Acquiring more than one specialty
Certainly when I started out, working as an HR generalist was viewed as the way to get exposed to some of the more strategic work in the HR profession. That still makes sense because being a generalist gives you a broader picture of the entire HR function, how it interacts with other functional areas and the operation of the business in general.
Several years ago, after working as a recruiter for over four years and having no success in finding that elusive HR generalist role, I decided I might never work as a generalist (not that there’s anything wrong with that if recruitment is your passion). Instead, I decided it might be easier to acquire several specialties, so I transferred into a job in compensation administration (before moving again into HR program management).

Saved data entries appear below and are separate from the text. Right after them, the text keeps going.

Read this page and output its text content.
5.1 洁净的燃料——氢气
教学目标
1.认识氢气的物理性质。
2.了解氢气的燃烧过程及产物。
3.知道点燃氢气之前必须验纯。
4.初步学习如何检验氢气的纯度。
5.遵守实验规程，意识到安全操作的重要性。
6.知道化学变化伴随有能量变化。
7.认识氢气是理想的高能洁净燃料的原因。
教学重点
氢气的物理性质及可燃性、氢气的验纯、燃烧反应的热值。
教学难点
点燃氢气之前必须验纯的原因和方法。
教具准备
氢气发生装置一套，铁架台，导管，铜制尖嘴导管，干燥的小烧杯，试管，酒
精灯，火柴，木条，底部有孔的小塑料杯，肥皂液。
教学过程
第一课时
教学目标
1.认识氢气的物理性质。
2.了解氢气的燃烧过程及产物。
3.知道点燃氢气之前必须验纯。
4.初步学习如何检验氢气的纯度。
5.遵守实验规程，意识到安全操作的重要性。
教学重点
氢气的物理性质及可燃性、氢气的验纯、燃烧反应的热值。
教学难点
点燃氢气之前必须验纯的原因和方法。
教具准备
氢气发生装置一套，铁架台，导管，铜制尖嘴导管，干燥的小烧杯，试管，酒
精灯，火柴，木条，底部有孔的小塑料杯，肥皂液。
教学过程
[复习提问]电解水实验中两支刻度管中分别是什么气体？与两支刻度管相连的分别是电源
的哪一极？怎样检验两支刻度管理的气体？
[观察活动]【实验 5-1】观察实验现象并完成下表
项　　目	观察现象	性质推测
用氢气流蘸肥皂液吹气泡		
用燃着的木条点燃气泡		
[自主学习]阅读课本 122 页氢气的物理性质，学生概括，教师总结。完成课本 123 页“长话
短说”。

That role gave me exposure not only to compensation programs, but also areas such as human resources information systems, HR policies and procedures, payroll, performance management, HR communications, project management and IT development. My recruitment experience also gave me exposure to compensation, organizational development, employment law, technology and general business operations.
To this day, I’ve never had the title HR generalist — yet I’ve now worked with virtually all aspects of human resources management. That experience, along with my education in HR, law and general business management, prepared me well for my current role, which is quite non-traditional in that I’m not working in an actual HR department. Yet, I now feel more like I’m “doing HR” than ever before.
Career advice for new HR professionals
I sometimes get asked for advice by people trying to enter the field. Obviously, the advice I give depends on the person’s interests, but for most people I’d still say the best way to get ahead is to first get some generalist experience, even as an HR administrator or co-ordinator.
If that isn’t possible, however, it might be time to consider doing what I did by trying out a few different areas of HR and possibly considering one or more non-traditional roles.
These days, it isn’t possible to know everything about most fields. The legal profession recognized this long ago — at least in the big firms. Perhaps we should have more recognition of this in the HR profession. But for the time being, I still think the generalist route is the best one for most people, at least to start out with.